O curta-metragem Carne y arena (Carne e areia) coloca o espectador, ao longo de sete minutos, ao lado de 10 imigrantes ilegais em sua tentativa de cruzar o deserto que divide o México dos EUA. Entre agosto e setembro, o Festival de Veneza vai promover sua primeira competição de filmes em realidade virtual.

“A tecnologia do VR pode ser utilizada por qualquer um. Diretores, coreógrafos, estilistas, gente do turismo, esporte, educação e saúde. É uma ferramenta que permite que o espectador tenha a sensação de estar no cenário do vídeo. Ou seja, ela permite a você ter uma experiência”, comenta o francês Michel Reilhac.

Produtor de cinema e realizador de filmes em VR, Reilhac, que esteve no mês passado no Brasil participando de uma mostra de realidade virtual do Festival Varilux de Cinema Francês, será o curador da competição em Veneza. Apresentou no Brasil o curta Viens! (Venha!). Durante 12 minutos, sete pessoas (quatro homens e três mulheres) nuas se encontram num espaço branco, fora do tempo e do espaço. Elas se tocam, se beijam, se enroscam. O espectador acompanha tudo com os óculos. Por vezes é necessário levantar a cabeça para ter a visão da relação do grupo; em outros momentos, o que acontece no curta está mais embaixo.

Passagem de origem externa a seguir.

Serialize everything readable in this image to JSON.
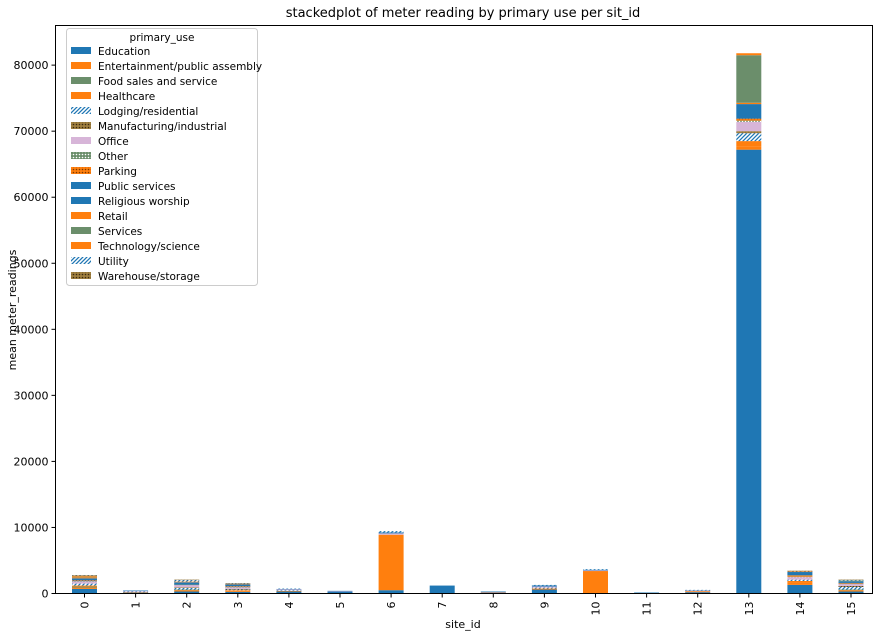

Reilhac define Viens! como um “poema tântrico”. “Não é um filme pornô, pois não foi feito para excitar sexualmente. Ele é quase uma coreografia, e a intenção é promover a ideia da energia sexual, abrir a cabeça das pessoas.” Ele comenta que o mercado do VR dedicado ao pornô é crescente. “Essas produções você encontra na internet. Só que o que exibem é o pornô básico. Um espectador masculino pode simular que está com uma mulher e vice-versa”, comenta.

CLIPES A música pop vem, aos poucos, se apropriando do VR. Em 2013, o cantor Beck se uniu ao diretor Chris Milk para o projeto Sound and vision, regravação do single de David Bowie dos anos 1970. A música ganhou uma versão imersiva, em que o espectador podia se sentir junto dos 160 músicos que participaram da nova gravação. O U2 lançou, dois anos atrás, um clipe em 360 da canção Song for someone. E em abril a cantora Björk colocou no ar o clipe de Notget, também em realidade virtual.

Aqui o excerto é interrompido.